1972 was also the year in which Reynolds agreed to appear nude in Cosmopolitan magazine, causing sales to soar. Simultaneously his private life also became increasingly public due to his involvement with a succession of women that included Kim Basinger, Candice Bergen, Catherine Deneuve, Farrah Fawcett, Sally Field, Sarah Miles, Cybill Shepherd, Dinah Shore, and Tammy Wynette. Reynolds' increasing popularity paved the way for his late-1970s fame in a series of films designed to showcase his image as a cocky, carefree, and smooth-talking charmer who wooed women and bucked authority in such films as Smokey and the Bandit (1977), Cannonball Run (1981), and Stroker Ace (1983).

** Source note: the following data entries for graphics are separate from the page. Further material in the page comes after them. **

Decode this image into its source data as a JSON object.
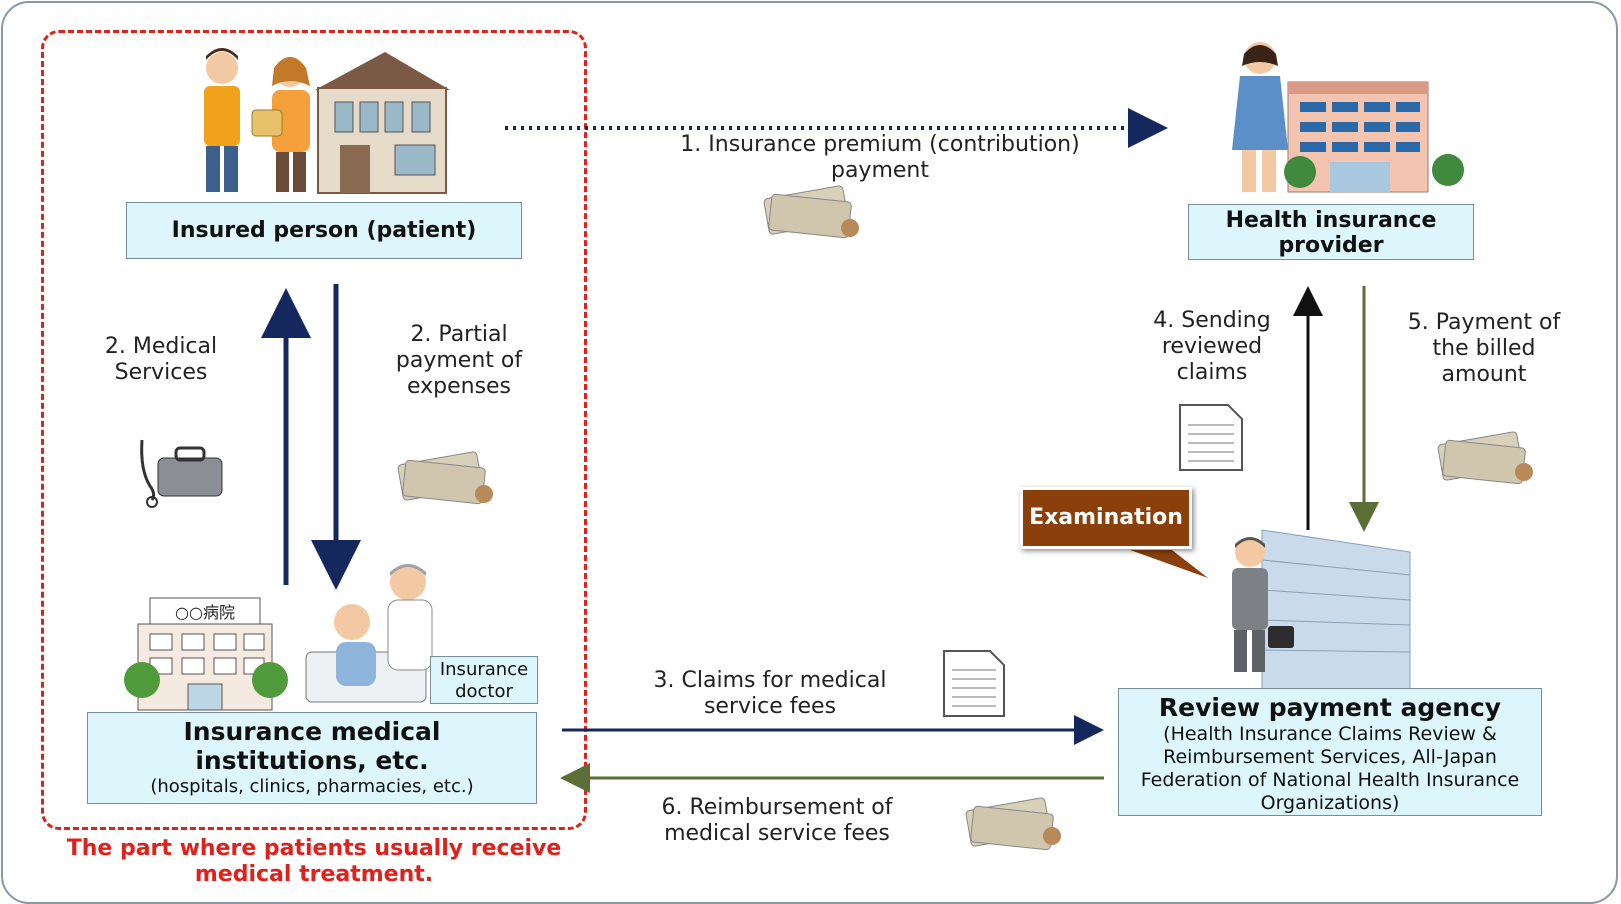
{
  "labels": {
    "insured_person": "Insured person (patient)",
    "health_insurance_provider": "Health insurance provider",
    "insurance_medical_title": "Insurance medical institutions, etc.",
    "insurance_medical_sub": "(hospitals, clinics, pharmacies, etc.)",
    "insurance_doctor": "Insurance doctor",
    "hospital_sign": "○○病院",
    "review_agency_title": "Review payment agency",
    "review_agency_sub": "(Health Insurance Claims Review & Reimbursement Services,  All-Japan Federation of National Health Insurance Organizations)",
    "examination": "Examination",
    "red_note": "The part where patients usually receive medical treatment."
  },
  "flows": {
    "f1": "1. Insurance premium (contribution) payment",
    "f2_services": "2. Medical Services",
    "f2_partial": "2. Partial payment of expenses",
    "f3": "3. Claims for medical service fees",
    "f4": "4. Sending reviewed claims",
    "f5": "5. Payment of the billed amount",
    "f6": "6. Reimbursement of medical service fees"
  },
  "icons": [
    "family-house-icon",
    "office-lady-building-icon",
    "hospital-building-icon",
    "doctor-patient-icon",
    "agency-building-icon",
    "money-icon",
    "document-icon",
    "medical-bag-icon"
  ],
  "colors": {
    "navy_arrow": "#14285e",
    "olive_arrow": "#5b6e35",
    "black_arrow": "#111111",
    "red_dashed": "#e0201a",
    "box_fill": "#dcf6fb",
    "exam_fill": "#8b3f0a"
  }
}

Though Reynolds occasionally attempted to branch out of this mold, the success of these "lame-brained action comedies directed by and co-starring his pals"—as critic Roger Ebert characterized them—thwarted his efforts. (Intriguingly, Orson Welles once quipped that "Success is Burt Reynolds' only handicap.") Reynolds turned to directing with The End in 1978, a well-received black comedy about a man who learns he has a short time to live and determines to end his life. This was followed by the highly praised cop thriller Sharky's Machine (1981), and the comedy Paternity (1981), about a man who hires a woman to have his child.

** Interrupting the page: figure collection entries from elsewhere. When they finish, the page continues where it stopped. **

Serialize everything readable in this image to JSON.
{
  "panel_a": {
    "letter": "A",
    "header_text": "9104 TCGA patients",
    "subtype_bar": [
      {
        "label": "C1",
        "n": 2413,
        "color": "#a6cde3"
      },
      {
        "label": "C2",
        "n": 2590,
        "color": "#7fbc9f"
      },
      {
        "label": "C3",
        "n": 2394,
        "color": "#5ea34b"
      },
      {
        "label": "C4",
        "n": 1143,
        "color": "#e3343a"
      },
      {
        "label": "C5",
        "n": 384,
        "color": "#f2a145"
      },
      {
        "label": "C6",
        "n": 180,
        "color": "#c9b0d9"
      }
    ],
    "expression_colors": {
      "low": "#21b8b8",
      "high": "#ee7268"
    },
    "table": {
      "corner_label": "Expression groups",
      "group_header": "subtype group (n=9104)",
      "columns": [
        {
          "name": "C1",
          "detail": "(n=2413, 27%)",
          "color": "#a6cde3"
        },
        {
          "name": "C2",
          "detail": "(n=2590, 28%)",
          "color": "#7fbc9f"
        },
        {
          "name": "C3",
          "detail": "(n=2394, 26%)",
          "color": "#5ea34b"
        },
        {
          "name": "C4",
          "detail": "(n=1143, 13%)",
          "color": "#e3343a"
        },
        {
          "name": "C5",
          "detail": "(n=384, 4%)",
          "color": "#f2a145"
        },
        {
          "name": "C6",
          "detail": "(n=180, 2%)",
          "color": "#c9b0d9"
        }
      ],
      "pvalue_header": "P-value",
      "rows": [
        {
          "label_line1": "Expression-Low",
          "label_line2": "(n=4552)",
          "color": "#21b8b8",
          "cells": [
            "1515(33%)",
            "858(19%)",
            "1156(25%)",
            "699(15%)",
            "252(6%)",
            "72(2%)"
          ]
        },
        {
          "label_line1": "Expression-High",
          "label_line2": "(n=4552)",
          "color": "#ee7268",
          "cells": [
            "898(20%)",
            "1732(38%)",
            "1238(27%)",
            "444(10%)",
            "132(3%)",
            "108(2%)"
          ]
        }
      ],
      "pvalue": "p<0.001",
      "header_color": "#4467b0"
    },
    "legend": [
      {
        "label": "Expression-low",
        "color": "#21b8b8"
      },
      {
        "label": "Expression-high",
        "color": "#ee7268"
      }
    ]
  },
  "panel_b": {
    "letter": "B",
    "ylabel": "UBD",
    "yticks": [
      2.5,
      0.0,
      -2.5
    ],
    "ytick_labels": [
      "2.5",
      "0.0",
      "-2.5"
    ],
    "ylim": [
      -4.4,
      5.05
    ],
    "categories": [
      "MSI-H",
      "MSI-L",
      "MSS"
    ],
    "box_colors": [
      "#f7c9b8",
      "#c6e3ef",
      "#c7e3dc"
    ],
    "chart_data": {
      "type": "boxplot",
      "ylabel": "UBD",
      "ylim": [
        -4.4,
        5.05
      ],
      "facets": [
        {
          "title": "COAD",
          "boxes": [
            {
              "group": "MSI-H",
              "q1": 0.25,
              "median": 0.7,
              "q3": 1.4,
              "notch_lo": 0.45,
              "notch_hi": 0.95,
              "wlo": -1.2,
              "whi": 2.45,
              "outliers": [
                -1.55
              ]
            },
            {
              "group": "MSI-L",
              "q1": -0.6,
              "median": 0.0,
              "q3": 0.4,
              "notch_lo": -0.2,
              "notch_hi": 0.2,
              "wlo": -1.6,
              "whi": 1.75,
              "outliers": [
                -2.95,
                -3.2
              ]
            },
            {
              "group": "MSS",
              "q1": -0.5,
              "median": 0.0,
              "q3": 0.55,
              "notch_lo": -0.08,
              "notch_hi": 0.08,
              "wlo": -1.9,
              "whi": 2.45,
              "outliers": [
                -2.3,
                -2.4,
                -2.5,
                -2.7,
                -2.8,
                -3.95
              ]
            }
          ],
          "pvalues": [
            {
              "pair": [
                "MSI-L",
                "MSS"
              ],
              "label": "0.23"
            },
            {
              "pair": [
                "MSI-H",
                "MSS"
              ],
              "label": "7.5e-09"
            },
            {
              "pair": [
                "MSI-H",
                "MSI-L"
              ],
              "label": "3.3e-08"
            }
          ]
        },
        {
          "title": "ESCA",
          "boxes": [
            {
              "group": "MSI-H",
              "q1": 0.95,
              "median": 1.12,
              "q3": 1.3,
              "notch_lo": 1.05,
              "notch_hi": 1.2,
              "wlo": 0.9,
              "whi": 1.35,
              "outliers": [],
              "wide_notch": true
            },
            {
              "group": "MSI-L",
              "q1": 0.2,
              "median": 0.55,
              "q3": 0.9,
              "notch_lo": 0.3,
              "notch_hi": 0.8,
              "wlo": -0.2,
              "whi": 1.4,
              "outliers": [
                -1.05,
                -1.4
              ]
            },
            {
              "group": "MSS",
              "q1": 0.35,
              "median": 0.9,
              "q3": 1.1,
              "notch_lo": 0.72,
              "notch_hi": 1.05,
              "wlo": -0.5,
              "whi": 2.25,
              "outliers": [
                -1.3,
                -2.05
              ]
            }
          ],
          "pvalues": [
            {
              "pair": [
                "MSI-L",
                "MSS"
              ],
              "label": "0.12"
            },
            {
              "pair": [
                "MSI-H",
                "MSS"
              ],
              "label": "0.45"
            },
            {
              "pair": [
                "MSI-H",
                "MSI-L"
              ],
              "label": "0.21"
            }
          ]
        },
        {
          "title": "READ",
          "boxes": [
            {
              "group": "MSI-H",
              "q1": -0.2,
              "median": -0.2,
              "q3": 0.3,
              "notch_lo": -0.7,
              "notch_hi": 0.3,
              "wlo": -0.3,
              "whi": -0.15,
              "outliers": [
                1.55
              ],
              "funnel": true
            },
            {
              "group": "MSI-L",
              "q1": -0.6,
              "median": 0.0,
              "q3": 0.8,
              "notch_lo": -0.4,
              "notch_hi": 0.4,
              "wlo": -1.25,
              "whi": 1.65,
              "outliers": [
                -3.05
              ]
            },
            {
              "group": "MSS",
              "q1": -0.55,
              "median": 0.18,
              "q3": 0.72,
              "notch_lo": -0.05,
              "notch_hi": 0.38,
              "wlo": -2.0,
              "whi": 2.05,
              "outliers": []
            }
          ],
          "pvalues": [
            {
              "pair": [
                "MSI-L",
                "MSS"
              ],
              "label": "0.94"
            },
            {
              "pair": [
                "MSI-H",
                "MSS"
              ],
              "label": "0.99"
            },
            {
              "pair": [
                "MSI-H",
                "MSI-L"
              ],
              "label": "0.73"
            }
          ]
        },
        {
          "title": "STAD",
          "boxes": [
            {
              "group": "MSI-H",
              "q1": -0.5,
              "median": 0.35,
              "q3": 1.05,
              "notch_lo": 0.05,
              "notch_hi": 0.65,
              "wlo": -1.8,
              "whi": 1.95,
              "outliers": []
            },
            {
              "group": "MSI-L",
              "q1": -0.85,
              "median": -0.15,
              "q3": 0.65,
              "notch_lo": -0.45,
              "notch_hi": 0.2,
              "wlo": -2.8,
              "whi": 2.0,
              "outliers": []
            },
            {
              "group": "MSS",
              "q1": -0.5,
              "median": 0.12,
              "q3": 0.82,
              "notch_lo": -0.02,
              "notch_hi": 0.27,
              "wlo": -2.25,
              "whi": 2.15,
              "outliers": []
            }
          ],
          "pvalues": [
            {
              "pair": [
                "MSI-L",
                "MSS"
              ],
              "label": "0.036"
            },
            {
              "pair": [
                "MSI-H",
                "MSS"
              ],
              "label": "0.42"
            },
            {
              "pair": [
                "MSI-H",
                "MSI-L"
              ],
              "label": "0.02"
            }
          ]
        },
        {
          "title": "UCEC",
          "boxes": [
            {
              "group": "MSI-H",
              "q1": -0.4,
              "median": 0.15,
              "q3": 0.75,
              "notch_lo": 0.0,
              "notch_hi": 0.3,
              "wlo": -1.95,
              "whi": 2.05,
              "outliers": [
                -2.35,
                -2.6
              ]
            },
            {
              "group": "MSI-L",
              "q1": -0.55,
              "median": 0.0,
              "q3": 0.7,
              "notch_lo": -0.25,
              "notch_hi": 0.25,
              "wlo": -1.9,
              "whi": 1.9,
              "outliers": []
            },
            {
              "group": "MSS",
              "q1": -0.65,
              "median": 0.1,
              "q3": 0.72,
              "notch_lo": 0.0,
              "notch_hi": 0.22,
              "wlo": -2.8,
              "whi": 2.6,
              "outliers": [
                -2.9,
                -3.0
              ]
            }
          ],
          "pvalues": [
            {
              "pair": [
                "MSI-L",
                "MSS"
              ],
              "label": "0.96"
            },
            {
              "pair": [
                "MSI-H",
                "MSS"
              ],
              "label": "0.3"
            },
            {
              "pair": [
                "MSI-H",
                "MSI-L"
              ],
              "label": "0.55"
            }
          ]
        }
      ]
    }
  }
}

Reynolds returned to television with the series B.L. Stryker in 1989, and on the sitcom Evening Shade from 1990 to 1994. His role as a small-town basketball coach won him both a Golden Globe and Emmy Award for Outstanding Lead Actor in a comedy in 1991. Reynolds also created and toured in the one-man stage shows An Evening with Burt Reynolds in 1991 and My Life in 1992.

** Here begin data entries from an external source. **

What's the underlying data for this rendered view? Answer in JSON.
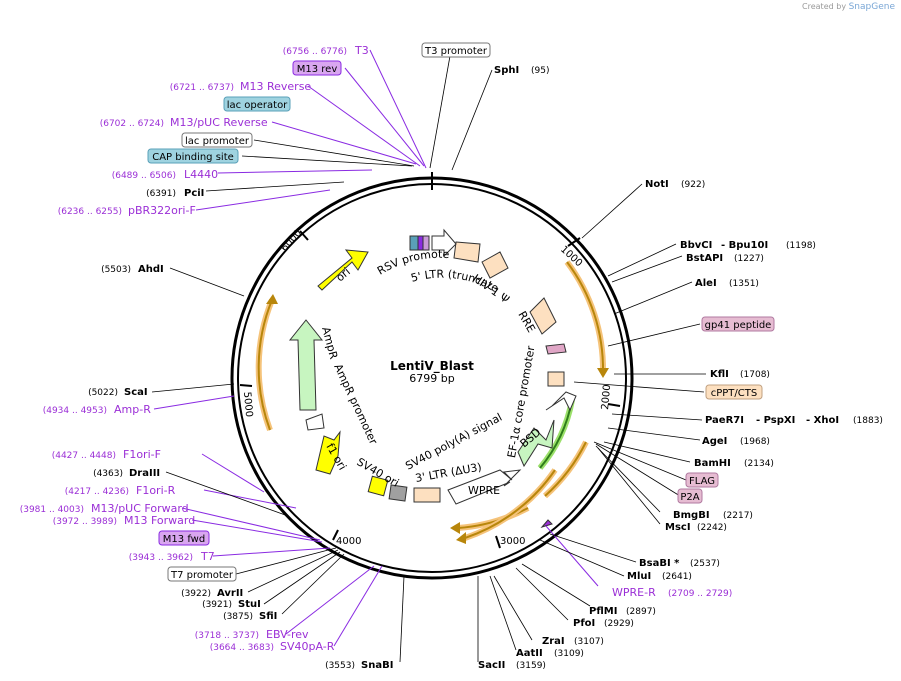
{
  "credit": {
    "prefix": "Created by",
    "brand": "SnapGene"
  },
  "plasmid": {
    "name": "LentiV_Blast",
    "length_label": "6799 bp"
  },
  "colors": {
    "primer": "#9b2fd6",
    "enzyme": "#000000",
    "gray_feature": "#8c8c8c"
  },
  "ticks": [
    "1000",
    "2000",
    "3000",
    "4000",
    "5000",
    "6000"
  ],
  "inner_labels": {
    "rsv_promoter": "RSV promoter",
    "ltr5": "5' LTR (truncated)",
    "hiv_psi": "HIV-1 Ψ",
    "rre": "RRE",
    "ef1a": "EF-1α core promoter",
    "bsd": "BSD",
    "wpre": "WPRE",
    "ltr3": "3' LTR (ΔU3)",
    "sv40_polya": "SV40 poly(A) signal",
    "sv40_ori": "SV40 ori",
    "f1_ori": "f1 ori",
    "ampr_promoter": "AmpR promoter",
    "ampr": "AmpR",
    "ori": "ori"
  },
  "labels": {
    "t3_range": "(6756 .. 6776)",
    "t3": "T3",
    "t3_promoter": "T3 promoter",
    "sphi": "SphI",
    "sphi_pos": "(95)",
    "m13rev_box": "M13 rev",
    "m13reverse_range": "(6721 .. 6737)",
    "m13reverse": "M13 Reverse",
    "lac_operator": "lac operator",
    "m13puc_rev_range": "(6702 .. 6724)",
    "m13puc_rev": "M13/pUC Reverse",
    "lac_promoter": "lac promoter",
    "cap": "CAP binding site",
    "l4440_range": "(6489 .. 6506)",
    "l4440": "L4440",
    "pcii_pos": "(6391)",
    "pcii": "PciI",
    "pbr_range": "(6236 .. 6255)",
    "pbr": "pBR322ori-F",
    "noti": "NotI",
    "noti_pos": "(922)",
    "bbvci": "BbvCI",
    "bpu10i": "- Bpu10I",
    "bbvci_pos": "(1198)",
    "bstapi": "BstAPI",
    "bstapi_pos": "(1227)",
    "alei": "AleI",
    "alei_pos": "(1351)",
    "gp41": "gp41 peptide",
    "kfli": "KflI",
    "kfli_pos": "(1708)",
    "cppt": "cPPT/CTS",
    "paer7i": "PaeR7I",
    "pspxi": "- PspXI",
    "xhoi": "- XhoI",
    "paer7i_pos": "(1883)",
    "agei": "AgeI",
    "agei_pos": "(1968)",
    "bamhi": "BamHI",
    "bamhi_pos": "(2134)",
    "flag": "FLAG",
    "p2a": "P2A",
    "bmgbi": "BmgBI",
    "bmgbi_pos": "(2217)",
    "msci": "MscI",
    "msci_pos": "(2242)",
    "bsabi": "BsaBI *",
    "bsabi_pos": "(2537)",
    "mlui": "MluI",
    "mlui_pos": "(2641)",
    "wpre_r": "WPRE-R",
    "wpre_r_range": "(2709 .. 2729)",
    "pflmi": "PflMI",
    "pflmi_pos": "(2897)",
    "pfoi": "PfoI",
    "pfoi_pos": "(2929)",
    "zrai": "ZraI",
    "zrai_pos": "(3107)",
    "aatii": "AatII",
    "aatii_pos": "(3109)",
    "sacii": "SacII",
    "sacii_pos": "(3159)",
    "snabi_pos": "(3553)",
    "snabi": "SnaBI",
    "sv40pa_range": "(3664 .. 3683)",
    "sv40pa": "SV40pA-R",
    "ebv_range": "(3718 .. 3737)",
    "ebv": "EBV-rev",
    "sfii_pos": "(3875)",
    "sfii": "SfiI",
    "stui_pos": "(3921)",
    "stui": "StuI",
    "avrii_pos": "(3922)",
    "avrii": "AvrII",
    "t7_promoter": "T7 promoter",
    "t7_range": "(3943 .. 3962)",
    "t7": "T7",
    "m13fwd_box": "M13 fwd",
    "m13forward_range": "(3972 .. 3989)",
    "m13forward": "M13 Forward",
    "m13puc_fwd_range": "(3981 .. 4003)",
    "m13puc_fwd": "M13/pUC Forward",
    "f1ori_r_range": "(4217 .. 4236)",
    "f1ori_r": "F1ori-R",
    "draiii_pos": "(4363)",
    "draiii": "DraIII",
    "f1ori_f_range": "(4427 .. 4448)",
    "f1ori_f": "F1ori-F",
    "ampr_primer_range": "(4934 .. 4953)",
    "ampr_primer": "Amp-R",
    "scai_pos": "(5022)",
    "scai": "ScaI",
    "ahdi_pos": "(5503)",
    "ahdi": "AhdI"
  }
}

Despite the break-up of his second marriage to Loni Anderson (his first was to actress Judy Carne, the "sock-it-to-me" girl from TV's Laugh-In), and his subsequent declaration of bankruptcy in 1996, Reynolds returned to the big screen with his performance in Boogie Nights in 1997 as a veteran porn film director serving as a father figure to new discovery Dirk Diggler (Marky Mark). Despite losing the Best Supporting Actor Oscar to Robin Williams, Reynolds won the Golden Globe, the New York Film Critic's Circle Award, the Los Angeles Film Critics Association Award, and the National Society of Film Critics Award for what many critics described as an "outstanding" performance. This in turn led to further offers, including a three-picture production deal from Turner Network Television. No longer a muscled hunk, Reynolds survived in the late 1990s thanks to a quality that doesn't fade with age: good acting.

—Rick Moody

Further Reading:

Resnick, Sylvia Safran. Burt Reynolds: An Unauthorized Biography. New York, St. Martin's Press, 1983.

Reynolds, Burt. My Life. New York, Hyperion, 1994.

Smith, Lisa. Burt Reynolds. Palm Beach, Florida, Magic Light Productions, 1994.

Streebeck, Nancy. The Films of Burt Reynolds. Secaucus, New Jersey, Citadel Press, 1982.

Whitley, Dianna. Burt Reynolds: Portrait of a Superstar. New York, Grosset & Dunlap, 1979.